Any two or more offices may be held by the same person, except the offices of
President and Vice President, but no officer shall execute, acknowledge or
verify any instrument in more than one capacity. Such officers shall be elected
by the Board of Directors each year at its first meeting held after the annual
meeting of stockholders, each to hold office

                                      13


until the next meeting of the stockholders and until his successor shall have
been duly elected and shall have qualified, or until his death, or until he
shall have resigned, or have been removed, as hereinafter provided in these By-
Laws. The Board may from time to time elect, or delegate to the President the
power to appoint, such officers (including one or more Assistant Vice
Presidents, one or more Assistant Treasurers and one or more Assistant
Secretaries) and such agents, as may be necessary or desirable for the business
of the Corporation. Such officers and agents shall have such duties and shall
hold their offices for such terms as may be prescribed by the Board or by the
appointing authority.

    Section 2.  Resignations. Any officer of the Corporation may resign at any
                ------------
time by giving written notice of resignation to the Board, the Chairman of the
Board, President or the Secretary. Any such resignation shall take effect at the
time specified therein or, if the time when it shall become effective shall not
be specified therein, immediately upon its receipt; and, unless otherwise
specified therein, the acceptance of such resignation shall be necessary to make
it effective.

    Section 3.  Removal of Officer, Agent or Employee.  Any officer, agent or
                -------------------------------------
employee of the Corporation may be removed by the Board of Directors with or
without cause at any time, and the Board may delegate such power of removal as
to agents and employees not elected or appointed by the Board of Directors.
Such removal shall be without prejudice to such person's contract rights, if
any, but the appointment of any person as an officer, agent or employee of the
Corporation shall not of itself create contract rights.

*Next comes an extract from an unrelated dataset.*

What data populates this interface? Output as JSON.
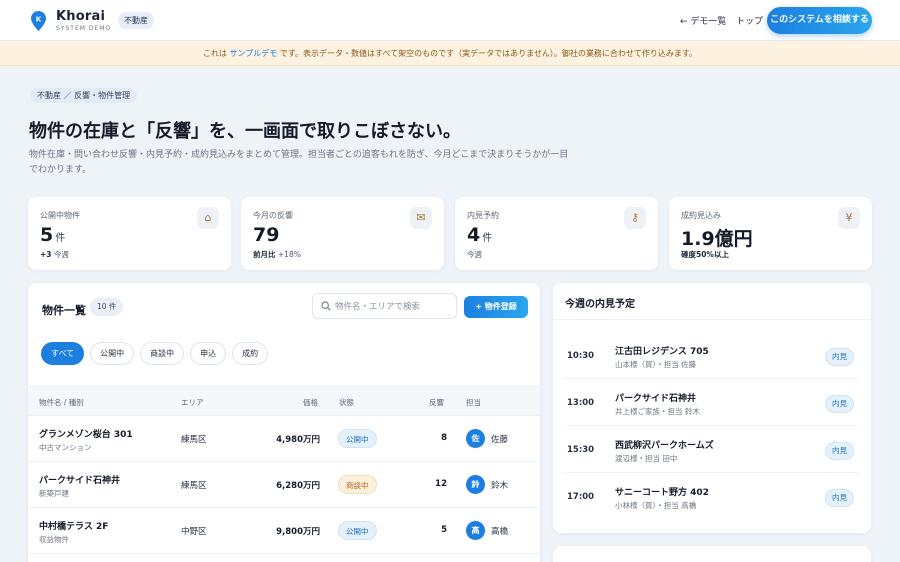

    Section 4.  Vacancies.  A vacancy in any office, whether arising from death,
                ---------
resignation, removal or any other cause, may be filled for the unexpired portion
of the term of

                                      14


the office which shall be vacant, in the manner prescribed in these By-Laws for
the regular election or appointment to such office.

    Section 5.  Compensation. The compensation of the officers of the
                ------------
Corporation shall be fixed by the Board of Directors, but this power may be
delegated to any officer in respect of other officers under his control.

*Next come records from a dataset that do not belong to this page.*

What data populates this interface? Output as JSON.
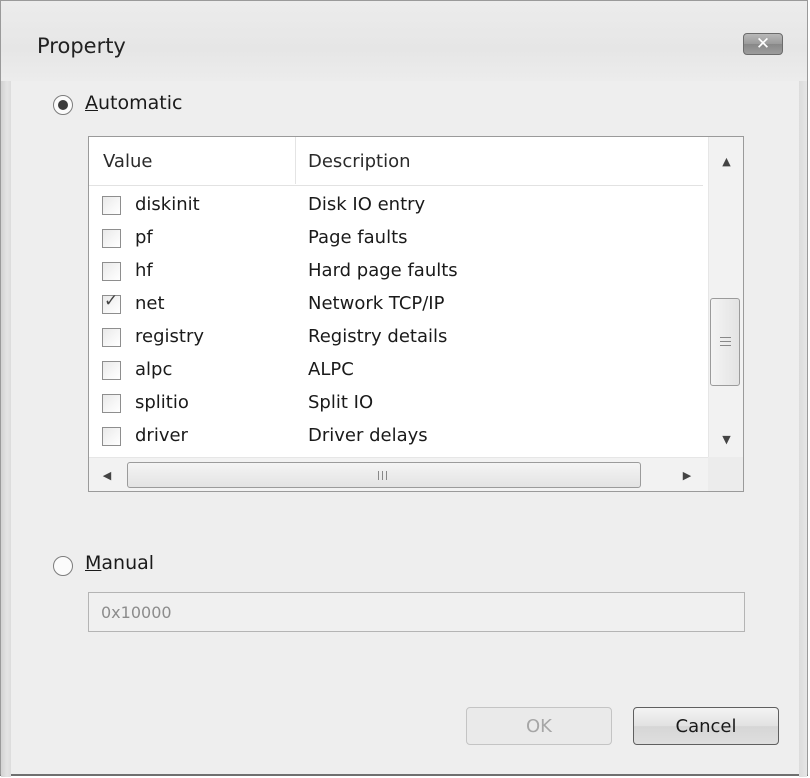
{
  "window": {
    "title": "Property",
    "close_icon": "close-icon"
  },
  "automatic": {
    "label": "Automatic",
    "selected": true
  },
  "list": {
    "columns": [
      "Value",
      "Description"
    ],
    "rows": [
      {
        "value": "diskinit",
        "description": "Disk IO entry",
        "checked": false
      },
      {
        "value": "pf",
        "description": "Page faults",
        "checked": false
      },
      {
        "value": "hf",
        "description": "Hard page faults",
        "checked": false
      },
      {
        "value": "net",
        "description": "Network TCP/IP",
        "checked": true
      },
      {
        "value": "registry",
        "description": "Registry details",
        "checked": false
      },
      {
        "value": "alpc",
        "description": "ALPC",
        "checked": false
      },
      {
        "value": "splitio",
        "description": "Split IO",
        "checked": false
      },
      {
        "value": "driver",
        "description": "Driver delays",
        "checked": false
      }
    ]
  },
  "manual": {
    "label": "Manual",
    "selected": false,
    "value": "0x10000"
  },
  "buttons": {
    "ok": "OK",
    "cancel": "Cancel"
  }
}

    Section 6.  Bonds or Other Security.  If required by the Board, any officer,
                -----------------------
agent or employee of the Corporation shall give a bond or other security for the
faithful performance of his duties, in such amount and with such surety or
sureties as the Board may require.

    Section 7.  President. The President shall be the chief executive officer of
                ---------
the Corporation. In the absence of the Chairman of the Board (or if there be
none), he shall preside at all meetings of the stockholders and of the Board of
Directors. He shall have, subject to the control of the Board of Directors,
general charge of the business and affairs of the Corporation. He may employ and
discharge employees and agents of the Corporation, except such as shall be
appointed by the Board, and he may delegate these powers.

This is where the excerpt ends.